The Bad Boy [5]

9.3K 340 9
                                    

Bastian terbelalak kaget. Pandangan matanya yang masih ke arah layar ponselnya itu mengisyaratkan tatapan tak percaya terhadap balasan chat Kana barusan. Ya, memang Kana. Bukannya apa-apa, Bastian juga tau betul bahwa Kana sudah punya pacar, tapi apa salahnya say hi beberapa kata terhadap gadis yang sangat dikenalnya itu?

Kanaya Oxilyn V. : Shut up. Jangan ganggu cewek gue, ato gue pastiin dia gak ngenalin lo sama sekali.

Cowok itu menghela napas. Dia lalu mengusap wajah dengan telapak tangannya. Tadinya Bastian kira, malam ini Kana sudah di rumah, bersiap untuk istirahat atau sebagainya. Tapi ternyata dugaan cowok itu salah besar. Isi chat balasan untuknya ternyata masih bisa diketik oleh pacar gadis itu—a.k.a Rion si Troublemaker

Bastian langsung kesal pada orang itu saat mengingat kalimat di atas.

Mendadak pandangannya tertoleh ke samping. Bastian melihat seorang gadis alias sepupunya yang alias lagi adalah Fey, baru saja pulang malam ini dan langsung ikut bergabung dengannya di sofa ruang tamu.

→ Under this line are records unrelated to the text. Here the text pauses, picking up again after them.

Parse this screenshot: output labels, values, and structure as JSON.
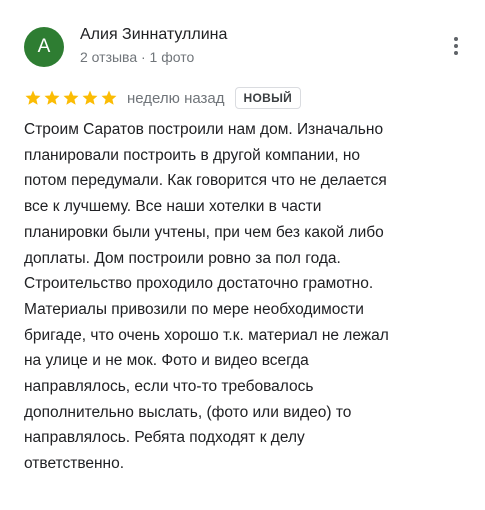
{
  "review": {
    "author": {
      "initial": "А",
      "name": "Алия Зиннатуллина",
      "stats": "2 отзыва · 1 фото",
      "avatar_color": "#2e7d32"
    },
    "rating": {
      "stars": 5,
      "max": 5,
      "star_color": "#fbbc04"
    },
    "date": "неделю назад",
    "badge": "НОВЫЙ",
    "lines": [
      "Строим Саратов построили нам дом. Изначально",
      "планировали построить в другой компании, но",
      "потом передумали. Как говорится что не делается",
      "все к лучшему. Все наши хотелки в части",
      "планировки были учтены, при чем без какой либо",
      "доплаты. Дом построили ровно за пол года.",
      "Строительство проходило достаточно грамотно.",
      "Материалы привозили по мере необходимости",
      "бригаде, что очень хорошо т.к. материал не лежал",
      "на улице и не мок. Фото и видео всегда",
      "направлялось, если что-то требовалось",
      "дополнительно выслать, (фото или видео) то",
      "направлялось. Ребята подходят к делу",
      "ответственно."
    ]
  }
}
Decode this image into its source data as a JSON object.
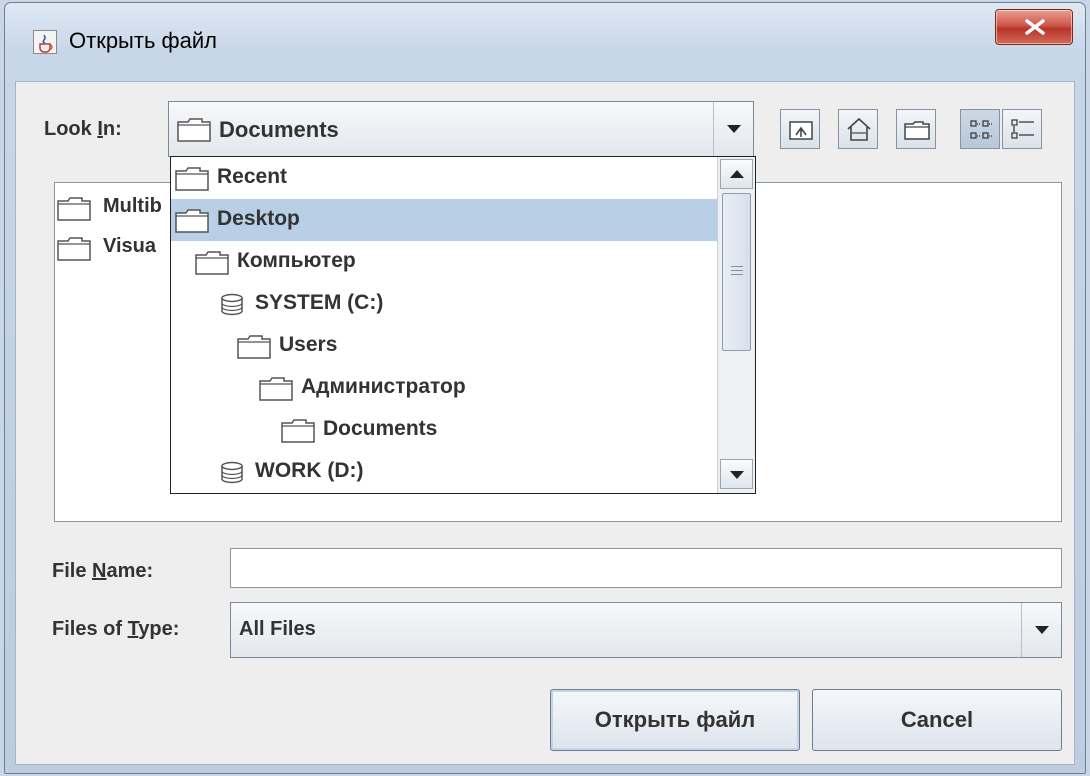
{
  "window": {
    "title": "Открыть файл"
  },
  "look_in": {
    "label_prefix": "Look ",
    "label_mnemonic": "I",
    "label_suffix": "n:",
    "value": "Documents"
  },
  "dropdown": {
    "items": [
      {
        "label": "Recent",
        "icon": "folder-icon"
      },
      {
        "label": "Desktop",
        "icon": "folder-icon",
        "selected": true
      },
      {
        "label": "Компьютер",
        "icon": "folder-icon"
      },
      {
        "label": "SYSTEM (C:)",
        "icon": "drive-icon"
      },
      {
        "label": "Users",
        "icon": "folder-icon"
      },
      {
        "label": "Администратор",
        "icon": "folder-icon"
      },
      {
        "label": "Documents",
        "icon": "folder-icon"
      },
      {
        "label": "WORK (D:)",
        "icon": "drive-icon"
      }
    ]
  },
  "files": [
    {
      "name": "Multib"
    },
    {
      "name": "Visua"
    }
  ],
  "file_name": {
    "label_prefix": "File ",
    "label_mnemonic": "N",
    "label_suffix": "ame:",
    "value": ""
  },
  "file_type": {
    "label_prefix": "Files of ",
    "label_mnemonic": "T",
    "label_suffix": "ype:",
    "value": "All Files"
  },
  "buttons": {
    "open": "Открыть файл",
    "cancel": "Cancel"
  }
}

“Baru pulang?” Tanya Bastian basa-basi. Kedua matanya sudah menatapi layar ponselnya lagi.

Fey berdengus. Gurat lelah di wajah cantiknya begitu ketara jelas. Gadis itu memejamkan mata saat bahunya bersandar pada punggung sofa. “Lo gak keluar? Tumben.”

“Apanya sih yang tumben? Lo tanya keliatan banget kalo buat formalitas,” balas Bastian, menyahut dengan kalimatnya yang frontal namun seadanya. “Gue di sini anak baru, bego. Masih cupu gitu deh. Masih bingung mau jalan kemana, ama siapa--”

“Lah, orang lo kemarin pergi ampe jam dua pagi!”

Bastian lalu menatap ke depan. Menerawang sambil terdiam. Dia nyengir. Jawabannya barusan memang asal-asalan. “Iya-iya.. gue lagi males aja keluar.”

“Nah, gitu kek. Jawab jujur apa susahnya.”

Tak ada percakapan lagi. Keduanya terdiam, asyik terhanyut dalam pikiran masing-masing. Tapi tiba-tiba Bastian menoleh ke arah Fey lagi, seakan teringat sesuatu. “Lo abis pulang gini--” katanya, menggantungkan kalimat saat bola matanya naik-turun memperhatikan Fey atas-bawah. “Abis jalan lo, ya?” lanjutnya, namun Fey hanya diam. Bastian nyengir jail, “Lagi deket sama orang nih ceritanya.. terus gak bilang-bilang gitu”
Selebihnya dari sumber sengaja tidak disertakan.